Roundup

  • David Lynch is launching his own coffee. (via Matthew Tiffany)
  • Mr. Asher also doesn’t think too highly of Donadio’s most recent article, suggesting that Donadio “is just writing like Snoopy in his ‘dark and stormy night’ mode.” I agree with him that Ozick’s article is well worth your time.
  • Jack Butler, whose Jujitsu for Christ you must check out (thank you kindly, Rake and Carrie), offers this tribute to Don Harrington. Word on the street is that Butler’s got another novel in the works, but I haven’t yet had the opportunity to confirm this info. (via Pretty Fakes)
  • It seems that Mel the Anti-Semite is ripping off Indiana Jones and the Temple of Doom. (via Gwenda)
  • Salon lists the best debuts of 2006. The big question: Will the Pessl haters, who have been showing up at Mark’s place in droves, now call for Laura Miller’s head? Love or hate Special Topics, I fail to understand the knee-jerk dismissals associated with this book. Many literary folks, including Meghan O’Rourke, seem more content to resort to generalizations (Highly self-conscious prose? What writer doesn’t write self-consciously?), hating this book without citing specific examples. Yet to appear from these apparent detractors: detailed or level-headed assessments on why Marisha Pessl is apparently this year’s literary Beezelbub. So the book was written by a hot young talent and received a lucrative advance. So the book was selected by the NYTBR as one of the Top 10 Books of the Year. I don’t see what any of these factors have anything to do with considering the book’s merits or lack thereof (witness Gawker’s superficial dismissal, for example), but I suspect the early wave of Pessl pecking (or perception thereof) spawned this completely unnecessary turbulence. Is a novelist, by dint of her gender, not permitted to pursue a novel of ideas in the 21st century?
  • Chunkster Challenge? I’m reading two books over 700 pages simultaneously right now. 400 pages? 400 pages? I’ll see your 400 pages and raise you 200 more! You want a challenge? I unearth the Super-Chunkster Challenge: at least four books over 600 pages between the time period of Jan. 1 and June 30, 2007! And I’ll do this in tandem with any additional reading challenges sure to crop up during the next year. More details to come.
  • Behold: WKRP on DVD.

5 Comments

  1. I thought O’Rourke provided a fairly cogent argument for why she thought Pessl had failed. Should she have quoted more examples of fancy-schmancy prose covering up a rickety, gimmicky “mystery”?

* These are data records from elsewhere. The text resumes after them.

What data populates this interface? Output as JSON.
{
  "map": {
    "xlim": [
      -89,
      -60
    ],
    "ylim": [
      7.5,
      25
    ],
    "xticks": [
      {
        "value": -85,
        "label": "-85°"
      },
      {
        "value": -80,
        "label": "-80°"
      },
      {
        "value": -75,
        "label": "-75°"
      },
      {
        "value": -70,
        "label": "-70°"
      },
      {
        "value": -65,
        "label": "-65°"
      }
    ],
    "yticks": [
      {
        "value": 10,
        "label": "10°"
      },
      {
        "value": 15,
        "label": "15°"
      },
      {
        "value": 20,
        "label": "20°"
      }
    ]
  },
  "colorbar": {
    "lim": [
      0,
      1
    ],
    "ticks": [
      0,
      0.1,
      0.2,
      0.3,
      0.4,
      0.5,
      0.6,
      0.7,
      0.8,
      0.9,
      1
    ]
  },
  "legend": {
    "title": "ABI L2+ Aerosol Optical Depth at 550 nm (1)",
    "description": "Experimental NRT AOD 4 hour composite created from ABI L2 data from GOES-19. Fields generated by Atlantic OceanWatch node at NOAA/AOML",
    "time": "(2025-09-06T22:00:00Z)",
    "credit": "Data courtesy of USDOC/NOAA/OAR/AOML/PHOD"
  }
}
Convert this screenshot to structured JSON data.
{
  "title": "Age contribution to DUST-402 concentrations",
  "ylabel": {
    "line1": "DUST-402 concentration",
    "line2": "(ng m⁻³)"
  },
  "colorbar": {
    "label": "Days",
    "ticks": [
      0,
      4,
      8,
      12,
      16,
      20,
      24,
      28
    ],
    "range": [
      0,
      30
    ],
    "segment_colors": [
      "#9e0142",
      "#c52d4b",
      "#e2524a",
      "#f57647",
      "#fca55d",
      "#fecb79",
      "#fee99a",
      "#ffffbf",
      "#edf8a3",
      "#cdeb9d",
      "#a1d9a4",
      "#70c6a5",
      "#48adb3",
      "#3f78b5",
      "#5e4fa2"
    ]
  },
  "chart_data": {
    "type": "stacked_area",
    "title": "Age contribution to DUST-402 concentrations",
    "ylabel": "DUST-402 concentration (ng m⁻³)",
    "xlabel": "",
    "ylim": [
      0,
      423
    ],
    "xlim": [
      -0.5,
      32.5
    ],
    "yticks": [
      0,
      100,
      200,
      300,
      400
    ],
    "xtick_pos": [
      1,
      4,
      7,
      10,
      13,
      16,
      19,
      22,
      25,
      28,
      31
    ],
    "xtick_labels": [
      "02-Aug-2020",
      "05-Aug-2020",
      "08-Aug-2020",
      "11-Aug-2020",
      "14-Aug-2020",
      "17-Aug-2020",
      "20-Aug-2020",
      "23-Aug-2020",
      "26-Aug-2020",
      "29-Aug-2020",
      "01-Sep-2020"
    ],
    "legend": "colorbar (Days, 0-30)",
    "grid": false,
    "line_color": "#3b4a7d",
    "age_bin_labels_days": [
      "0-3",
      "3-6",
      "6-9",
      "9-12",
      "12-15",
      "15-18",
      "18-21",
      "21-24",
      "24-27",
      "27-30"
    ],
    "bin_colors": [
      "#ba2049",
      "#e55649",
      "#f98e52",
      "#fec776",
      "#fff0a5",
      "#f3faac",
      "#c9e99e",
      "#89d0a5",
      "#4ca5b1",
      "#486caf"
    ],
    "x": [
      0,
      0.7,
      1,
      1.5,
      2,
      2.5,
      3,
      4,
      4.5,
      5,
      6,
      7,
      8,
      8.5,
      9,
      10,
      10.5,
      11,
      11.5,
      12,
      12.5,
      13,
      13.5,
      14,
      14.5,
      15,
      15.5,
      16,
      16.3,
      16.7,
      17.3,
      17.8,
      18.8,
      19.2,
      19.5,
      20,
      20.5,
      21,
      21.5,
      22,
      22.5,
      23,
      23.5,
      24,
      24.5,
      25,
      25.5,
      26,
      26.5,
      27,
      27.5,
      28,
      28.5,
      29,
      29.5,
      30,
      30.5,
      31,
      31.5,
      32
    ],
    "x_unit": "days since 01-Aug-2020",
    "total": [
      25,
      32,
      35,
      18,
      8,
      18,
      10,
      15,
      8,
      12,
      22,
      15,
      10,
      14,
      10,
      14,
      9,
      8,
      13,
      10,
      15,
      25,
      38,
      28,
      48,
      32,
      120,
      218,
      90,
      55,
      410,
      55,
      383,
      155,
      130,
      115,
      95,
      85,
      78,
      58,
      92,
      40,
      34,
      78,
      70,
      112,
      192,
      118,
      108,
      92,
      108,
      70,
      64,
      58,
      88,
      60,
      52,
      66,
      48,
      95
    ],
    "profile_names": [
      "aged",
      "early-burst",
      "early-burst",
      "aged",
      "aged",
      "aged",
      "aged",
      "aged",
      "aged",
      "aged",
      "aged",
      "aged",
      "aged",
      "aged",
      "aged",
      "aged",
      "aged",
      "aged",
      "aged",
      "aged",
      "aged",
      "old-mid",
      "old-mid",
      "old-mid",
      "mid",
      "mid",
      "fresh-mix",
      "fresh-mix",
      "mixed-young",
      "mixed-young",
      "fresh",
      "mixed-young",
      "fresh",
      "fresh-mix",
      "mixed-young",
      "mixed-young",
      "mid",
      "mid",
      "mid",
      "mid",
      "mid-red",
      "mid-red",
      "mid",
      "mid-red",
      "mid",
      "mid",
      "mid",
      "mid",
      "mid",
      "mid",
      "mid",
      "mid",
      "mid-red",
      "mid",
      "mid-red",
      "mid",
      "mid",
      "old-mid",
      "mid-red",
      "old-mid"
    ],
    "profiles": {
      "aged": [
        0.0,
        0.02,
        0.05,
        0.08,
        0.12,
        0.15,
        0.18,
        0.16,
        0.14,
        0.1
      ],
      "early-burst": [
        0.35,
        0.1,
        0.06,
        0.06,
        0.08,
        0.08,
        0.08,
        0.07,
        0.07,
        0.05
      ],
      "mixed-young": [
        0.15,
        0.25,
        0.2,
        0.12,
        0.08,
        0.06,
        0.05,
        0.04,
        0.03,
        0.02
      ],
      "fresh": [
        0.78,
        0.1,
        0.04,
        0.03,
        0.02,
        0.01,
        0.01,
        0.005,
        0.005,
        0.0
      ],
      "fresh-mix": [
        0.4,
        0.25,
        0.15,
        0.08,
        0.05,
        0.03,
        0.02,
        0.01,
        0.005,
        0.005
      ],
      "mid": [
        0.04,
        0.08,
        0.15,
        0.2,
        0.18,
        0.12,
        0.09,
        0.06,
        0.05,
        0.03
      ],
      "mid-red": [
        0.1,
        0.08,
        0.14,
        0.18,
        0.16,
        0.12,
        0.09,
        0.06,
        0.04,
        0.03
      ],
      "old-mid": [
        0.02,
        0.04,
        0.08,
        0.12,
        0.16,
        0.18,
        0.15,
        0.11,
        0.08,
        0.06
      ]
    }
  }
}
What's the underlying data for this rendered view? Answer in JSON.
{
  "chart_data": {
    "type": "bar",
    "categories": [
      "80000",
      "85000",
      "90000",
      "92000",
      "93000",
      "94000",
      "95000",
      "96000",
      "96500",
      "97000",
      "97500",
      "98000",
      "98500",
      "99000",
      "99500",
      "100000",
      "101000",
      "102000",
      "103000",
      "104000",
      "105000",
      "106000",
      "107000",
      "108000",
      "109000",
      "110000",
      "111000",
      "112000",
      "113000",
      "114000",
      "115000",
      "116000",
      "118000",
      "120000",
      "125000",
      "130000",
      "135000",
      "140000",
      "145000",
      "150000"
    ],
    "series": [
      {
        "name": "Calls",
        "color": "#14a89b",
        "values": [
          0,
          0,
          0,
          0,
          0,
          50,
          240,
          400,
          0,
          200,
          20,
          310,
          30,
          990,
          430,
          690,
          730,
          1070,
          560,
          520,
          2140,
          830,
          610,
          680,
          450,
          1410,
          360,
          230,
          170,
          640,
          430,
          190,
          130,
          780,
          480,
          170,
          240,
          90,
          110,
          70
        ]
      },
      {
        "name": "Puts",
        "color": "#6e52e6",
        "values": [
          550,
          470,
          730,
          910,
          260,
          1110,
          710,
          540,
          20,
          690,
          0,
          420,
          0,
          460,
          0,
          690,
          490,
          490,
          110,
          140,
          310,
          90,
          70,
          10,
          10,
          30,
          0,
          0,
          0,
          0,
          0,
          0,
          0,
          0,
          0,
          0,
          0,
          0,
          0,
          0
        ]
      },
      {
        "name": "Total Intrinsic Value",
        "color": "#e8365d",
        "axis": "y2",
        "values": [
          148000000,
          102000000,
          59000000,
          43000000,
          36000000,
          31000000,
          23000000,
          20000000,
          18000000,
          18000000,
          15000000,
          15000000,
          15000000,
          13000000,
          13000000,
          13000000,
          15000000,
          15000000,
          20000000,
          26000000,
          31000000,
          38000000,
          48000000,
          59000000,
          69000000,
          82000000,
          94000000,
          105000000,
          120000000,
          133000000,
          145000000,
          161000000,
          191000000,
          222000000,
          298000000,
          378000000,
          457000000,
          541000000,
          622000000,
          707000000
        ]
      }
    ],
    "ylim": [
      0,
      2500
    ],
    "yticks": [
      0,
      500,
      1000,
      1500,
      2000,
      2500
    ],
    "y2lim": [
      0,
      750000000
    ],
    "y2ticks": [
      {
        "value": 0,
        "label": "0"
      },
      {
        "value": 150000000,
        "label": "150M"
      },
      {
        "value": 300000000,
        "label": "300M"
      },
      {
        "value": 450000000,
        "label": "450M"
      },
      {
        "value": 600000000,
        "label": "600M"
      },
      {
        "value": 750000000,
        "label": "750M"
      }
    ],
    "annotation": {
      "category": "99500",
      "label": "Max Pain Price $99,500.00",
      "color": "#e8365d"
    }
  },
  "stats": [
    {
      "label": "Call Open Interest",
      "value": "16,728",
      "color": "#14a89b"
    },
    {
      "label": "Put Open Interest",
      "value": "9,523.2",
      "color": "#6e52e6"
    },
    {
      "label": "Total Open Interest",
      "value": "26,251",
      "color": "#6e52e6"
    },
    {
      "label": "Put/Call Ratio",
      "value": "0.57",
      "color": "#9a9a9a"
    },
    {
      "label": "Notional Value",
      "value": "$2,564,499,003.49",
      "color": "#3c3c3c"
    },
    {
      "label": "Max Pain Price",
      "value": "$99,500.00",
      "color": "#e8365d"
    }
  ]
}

    And, yes, in a year that saw the publishing debuts of Karen Russell, Jennifer Gilmore, Patrick Ryan, and (my pal, admittedly) Carolyn Turgeon, among others, the selection of Marisha Pessl as the standout debut fiction writer is quite legitimately up for debate. Again, this isn’t to knock her nascent talent, merely to observe that some critics find it yet unfulfilled.

  2. Actually, Ed, the Chunkster Challenge is about tackling whatever the individual reader feels is intimidating. It’s not so much about page count as facing up to the books we’ve delayed reading. What people consider challenging varies pretty dramatically and length does not necessarily equate to quality. Out of the ten books on my personal challenge list, only one has a page count below 600 pages. Regardless, I don’t think less of anyone who has put off reading The Book Thief because it’s 550 pages long than I do of someone who has avoided War and Peace because it’s over 1000.